TORAH → THE MOMENT Issue 933 · October 26, 2022

In Sorrow: Issue 933

Rav Stern merited to see his little moshav turn from a poor, struggling hamlet to a place flooded with visitors

In Sorrow: Issue 933

He was still a bochur — a chassid of the Mekor Baruch of Seret-Vizhnitz — when he took the position of rav of Meron. At the time, he was the youngest town rav in Eretz Yisrael.

Meron was a poor, struggling moshav back then, far from centers of both Torah and commerce, visited on Lag B’omer by groups of die-hard chassidim who schlepped boxes of tea biscuits and jerrycans of petel for refreshments. When Rav Stern and Rebbetzin Pesya got married, the couple build their simple homestead without running water, without a telephone, and without electricity except the little bit that came from a generator.

“We were like Adam Harishon,” Rebbetzin Stern told Mishpacha in an interview several years back. “There weren’t any roads. When I wanted to take the children somewhere, I had to load them into a wagon. But we didn’t feel like we were sacrificing. In those days it was hard for everyone, and in some ways, life was better for us. As an agricultural settlement, Meron had cows and vegetables and food to buy at the moshav’s little grocery. In the city, on the other hand, food was rationed, and people could only buy what was allotted to them through their ration cards.”

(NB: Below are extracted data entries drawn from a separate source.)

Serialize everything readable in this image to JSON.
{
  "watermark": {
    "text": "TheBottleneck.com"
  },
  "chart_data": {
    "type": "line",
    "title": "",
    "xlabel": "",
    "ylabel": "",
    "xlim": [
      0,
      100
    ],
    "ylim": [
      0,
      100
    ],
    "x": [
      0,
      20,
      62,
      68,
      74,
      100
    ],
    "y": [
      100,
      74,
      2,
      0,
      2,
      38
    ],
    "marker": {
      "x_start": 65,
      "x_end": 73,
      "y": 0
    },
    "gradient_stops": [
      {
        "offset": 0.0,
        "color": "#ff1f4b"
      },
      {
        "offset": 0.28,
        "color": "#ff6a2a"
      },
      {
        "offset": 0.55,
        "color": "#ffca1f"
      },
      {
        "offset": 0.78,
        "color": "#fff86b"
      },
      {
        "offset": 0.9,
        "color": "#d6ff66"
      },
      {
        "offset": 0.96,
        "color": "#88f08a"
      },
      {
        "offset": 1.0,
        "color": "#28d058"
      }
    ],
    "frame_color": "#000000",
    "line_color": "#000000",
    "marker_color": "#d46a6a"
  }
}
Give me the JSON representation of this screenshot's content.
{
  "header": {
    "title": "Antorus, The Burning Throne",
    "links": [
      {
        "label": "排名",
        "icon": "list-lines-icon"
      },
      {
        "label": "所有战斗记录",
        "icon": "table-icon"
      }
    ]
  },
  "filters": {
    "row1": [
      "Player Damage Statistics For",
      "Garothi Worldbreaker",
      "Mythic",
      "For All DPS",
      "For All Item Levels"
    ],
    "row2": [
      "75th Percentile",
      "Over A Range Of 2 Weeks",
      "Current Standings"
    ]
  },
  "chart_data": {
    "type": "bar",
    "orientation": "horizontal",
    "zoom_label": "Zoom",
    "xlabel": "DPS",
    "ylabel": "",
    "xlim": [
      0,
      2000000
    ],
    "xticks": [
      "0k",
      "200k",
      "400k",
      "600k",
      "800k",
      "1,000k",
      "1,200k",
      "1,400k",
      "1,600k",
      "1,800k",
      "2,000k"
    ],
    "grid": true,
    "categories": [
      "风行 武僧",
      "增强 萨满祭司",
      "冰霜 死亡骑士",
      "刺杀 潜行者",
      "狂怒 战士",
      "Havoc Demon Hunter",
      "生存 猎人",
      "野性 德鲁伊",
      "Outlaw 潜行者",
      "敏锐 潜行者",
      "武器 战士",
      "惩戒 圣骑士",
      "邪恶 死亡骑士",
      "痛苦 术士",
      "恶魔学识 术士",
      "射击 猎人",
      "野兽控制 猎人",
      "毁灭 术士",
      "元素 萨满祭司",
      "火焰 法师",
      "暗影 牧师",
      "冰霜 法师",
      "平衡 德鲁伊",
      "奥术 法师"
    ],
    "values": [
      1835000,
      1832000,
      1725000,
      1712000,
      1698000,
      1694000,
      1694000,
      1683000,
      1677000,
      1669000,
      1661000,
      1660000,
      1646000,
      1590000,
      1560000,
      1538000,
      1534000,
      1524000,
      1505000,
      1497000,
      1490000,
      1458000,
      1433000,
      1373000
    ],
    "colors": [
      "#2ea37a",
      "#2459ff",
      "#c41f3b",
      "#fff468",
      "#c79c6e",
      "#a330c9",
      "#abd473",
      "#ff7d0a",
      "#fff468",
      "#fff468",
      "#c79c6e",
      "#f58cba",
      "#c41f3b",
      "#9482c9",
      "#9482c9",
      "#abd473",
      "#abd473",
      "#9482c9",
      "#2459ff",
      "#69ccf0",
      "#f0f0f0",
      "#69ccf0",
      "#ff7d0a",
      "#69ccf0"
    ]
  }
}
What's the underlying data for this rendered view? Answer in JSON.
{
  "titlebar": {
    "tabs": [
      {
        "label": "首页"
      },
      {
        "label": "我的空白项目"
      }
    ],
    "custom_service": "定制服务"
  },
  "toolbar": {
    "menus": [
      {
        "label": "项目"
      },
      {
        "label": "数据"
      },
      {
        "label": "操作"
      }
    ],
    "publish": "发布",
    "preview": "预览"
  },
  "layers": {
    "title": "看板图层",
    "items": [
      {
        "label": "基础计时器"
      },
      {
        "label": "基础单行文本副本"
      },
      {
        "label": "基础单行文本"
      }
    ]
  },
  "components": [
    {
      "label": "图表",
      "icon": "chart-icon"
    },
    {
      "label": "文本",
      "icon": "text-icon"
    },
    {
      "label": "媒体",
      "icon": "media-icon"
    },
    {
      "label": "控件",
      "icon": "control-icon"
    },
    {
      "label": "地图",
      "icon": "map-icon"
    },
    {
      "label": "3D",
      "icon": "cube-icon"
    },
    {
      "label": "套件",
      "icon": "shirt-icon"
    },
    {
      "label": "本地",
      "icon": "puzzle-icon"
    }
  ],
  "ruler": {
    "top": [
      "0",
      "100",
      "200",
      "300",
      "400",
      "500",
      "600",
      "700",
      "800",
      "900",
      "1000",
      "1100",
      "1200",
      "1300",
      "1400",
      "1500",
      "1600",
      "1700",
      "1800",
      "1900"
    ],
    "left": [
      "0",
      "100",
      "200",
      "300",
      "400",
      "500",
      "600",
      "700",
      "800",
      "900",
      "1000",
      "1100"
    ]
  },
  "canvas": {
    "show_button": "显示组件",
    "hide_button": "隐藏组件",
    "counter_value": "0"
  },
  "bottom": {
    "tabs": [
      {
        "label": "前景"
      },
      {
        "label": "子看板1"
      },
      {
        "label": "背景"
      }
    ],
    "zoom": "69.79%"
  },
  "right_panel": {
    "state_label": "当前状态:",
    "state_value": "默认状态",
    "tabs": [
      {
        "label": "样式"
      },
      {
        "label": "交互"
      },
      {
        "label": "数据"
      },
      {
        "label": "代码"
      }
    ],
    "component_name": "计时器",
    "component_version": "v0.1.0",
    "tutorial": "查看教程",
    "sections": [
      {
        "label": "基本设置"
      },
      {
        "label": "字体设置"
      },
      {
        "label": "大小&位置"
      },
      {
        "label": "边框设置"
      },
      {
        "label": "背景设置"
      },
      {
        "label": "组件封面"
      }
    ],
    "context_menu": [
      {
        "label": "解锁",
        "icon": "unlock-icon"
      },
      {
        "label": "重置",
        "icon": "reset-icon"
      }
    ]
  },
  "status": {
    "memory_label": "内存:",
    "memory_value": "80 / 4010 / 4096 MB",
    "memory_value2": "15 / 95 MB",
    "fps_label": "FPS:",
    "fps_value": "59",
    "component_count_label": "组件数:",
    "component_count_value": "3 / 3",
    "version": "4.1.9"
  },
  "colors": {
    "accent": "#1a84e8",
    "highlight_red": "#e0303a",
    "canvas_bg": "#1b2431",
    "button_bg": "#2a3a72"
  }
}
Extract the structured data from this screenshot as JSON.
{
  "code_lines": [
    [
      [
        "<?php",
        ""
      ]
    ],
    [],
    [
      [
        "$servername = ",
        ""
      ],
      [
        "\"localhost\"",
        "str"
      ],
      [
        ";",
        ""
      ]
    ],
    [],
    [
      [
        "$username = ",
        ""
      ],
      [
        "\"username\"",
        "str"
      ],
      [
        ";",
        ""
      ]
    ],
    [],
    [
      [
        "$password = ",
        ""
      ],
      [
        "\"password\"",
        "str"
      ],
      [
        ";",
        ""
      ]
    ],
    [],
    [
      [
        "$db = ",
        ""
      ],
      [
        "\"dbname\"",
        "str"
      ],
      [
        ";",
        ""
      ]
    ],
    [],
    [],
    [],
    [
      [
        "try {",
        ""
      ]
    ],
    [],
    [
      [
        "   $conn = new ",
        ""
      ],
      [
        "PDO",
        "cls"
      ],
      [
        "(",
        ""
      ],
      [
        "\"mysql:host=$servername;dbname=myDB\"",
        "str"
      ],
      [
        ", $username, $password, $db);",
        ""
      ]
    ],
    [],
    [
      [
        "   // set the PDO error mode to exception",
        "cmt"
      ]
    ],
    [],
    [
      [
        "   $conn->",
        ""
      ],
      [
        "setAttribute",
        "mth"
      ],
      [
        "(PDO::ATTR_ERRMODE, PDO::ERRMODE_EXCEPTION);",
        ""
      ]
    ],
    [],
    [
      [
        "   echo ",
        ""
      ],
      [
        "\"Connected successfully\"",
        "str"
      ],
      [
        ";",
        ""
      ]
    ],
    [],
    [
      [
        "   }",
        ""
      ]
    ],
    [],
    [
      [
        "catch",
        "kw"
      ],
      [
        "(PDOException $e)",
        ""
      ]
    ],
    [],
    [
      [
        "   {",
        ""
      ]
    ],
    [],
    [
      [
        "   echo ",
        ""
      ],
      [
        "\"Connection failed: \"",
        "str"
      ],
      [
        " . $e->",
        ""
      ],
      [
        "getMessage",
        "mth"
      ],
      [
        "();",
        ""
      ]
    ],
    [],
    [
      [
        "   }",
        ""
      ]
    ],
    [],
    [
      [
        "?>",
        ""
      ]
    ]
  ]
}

As their family grew, the Sterns knew they needed a chinuch option if they wanted to stay, but even with the blessings and endorsements of many chassidic rebbes, no one had money in those days to create a cheder. Until 1964, when the Skulener Rebbe, who worked tirelessly in Europe saving orphans and giving them a Torah education, turned his attention to helping children from broken homes in Eretz Yisrael and set up a center for them in Meron, bringing yeshivah bochurim from the center of the country to teach.